In Kentucky Sports Radio Host Matt Jones, Democrats in Washington thought they might have found it all in a possible candidate to run in Kentucky's 6th District: A moderate who was not ashamed to admit he voted for President Barack Obama; a well-educated lawyer who knows how to speak to the district's working-class voters; and a man who has spent years building his name identification by hosting one of the top sports talk shows in a state that loves its sports.
But on Monday, it turned out their notion of a Jones candidacy was too good to be true. After months of courting by the Democratic Congressional Campaign Committee, Jones announced he would not challenge Republican Rep. Andy Barr. "The decision is more personal than it is political," he wrote in a post on his website. "While I think now more than ever, a person who is willing to put aside political affiliations in order to actually work for the common good is needed, it just isn’t the right time in my life to do it."
Jones, who launched his popular Kentucky Sports Radio website and daily program a decade ago, said he was not "ready to completely give it up," but added, "it is likely I will pursue public office" at some point in the future.
The fact that Jones was even considering a campaign was controversial among his fans. On Monday, many of them took to Twitter to respond to his decision not to run.
Even for Jones, as popular as he is among University of Kentucky athletics fans, a win for Democrats in Kentucky's 6th District against an incumbent seeking his third term will be an uphill climb.The Rothenberg & Gonzales Political Report /Roll Call rates the district Safe Republican . In 2014, Barr won with 60 percent of the vote.

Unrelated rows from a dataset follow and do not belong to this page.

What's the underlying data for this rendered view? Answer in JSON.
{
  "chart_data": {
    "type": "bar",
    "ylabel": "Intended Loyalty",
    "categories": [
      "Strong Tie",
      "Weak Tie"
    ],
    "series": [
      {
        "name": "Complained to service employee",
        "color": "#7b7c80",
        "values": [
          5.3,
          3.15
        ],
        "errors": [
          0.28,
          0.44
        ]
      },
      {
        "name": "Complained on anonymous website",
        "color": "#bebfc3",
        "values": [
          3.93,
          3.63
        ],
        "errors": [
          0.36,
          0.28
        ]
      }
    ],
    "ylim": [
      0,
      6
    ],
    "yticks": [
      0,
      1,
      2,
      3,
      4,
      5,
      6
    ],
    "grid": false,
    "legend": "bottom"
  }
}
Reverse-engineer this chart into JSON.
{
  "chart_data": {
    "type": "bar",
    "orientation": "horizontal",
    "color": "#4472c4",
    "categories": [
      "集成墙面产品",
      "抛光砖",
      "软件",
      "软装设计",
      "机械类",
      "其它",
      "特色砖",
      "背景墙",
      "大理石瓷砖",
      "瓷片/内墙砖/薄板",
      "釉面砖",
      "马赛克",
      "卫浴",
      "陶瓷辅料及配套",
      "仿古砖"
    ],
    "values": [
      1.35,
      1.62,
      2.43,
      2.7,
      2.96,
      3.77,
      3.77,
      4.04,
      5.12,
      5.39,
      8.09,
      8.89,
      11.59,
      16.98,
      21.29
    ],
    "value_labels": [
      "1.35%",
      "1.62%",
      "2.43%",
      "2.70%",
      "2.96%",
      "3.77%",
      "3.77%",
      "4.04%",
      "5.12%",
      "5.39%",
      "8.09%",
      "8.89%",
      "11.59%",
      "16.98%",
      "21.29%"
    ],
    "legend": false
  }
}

But — pointing to the results of the 2015 gubernatorial race, in which Democratic Attorney General Jack Conway beat Republican Matt Bevin in the district despite his statewide loss — one Democratic operative said Monday, "Democrats’ competitiveness doesn’t end with Matt Jones."
With Jones out of the picture, Kentucky Democrats said Monday that a handful of others are considering their own campaigns, including Luther Deaton, a wealthy Lexington banker; Colmon Eldridge, a young Democratic activist who works on Democratic Gov. Steve Beshear's staff; and state Rep. Sannie Overly, who was Conway's running mate in 2014.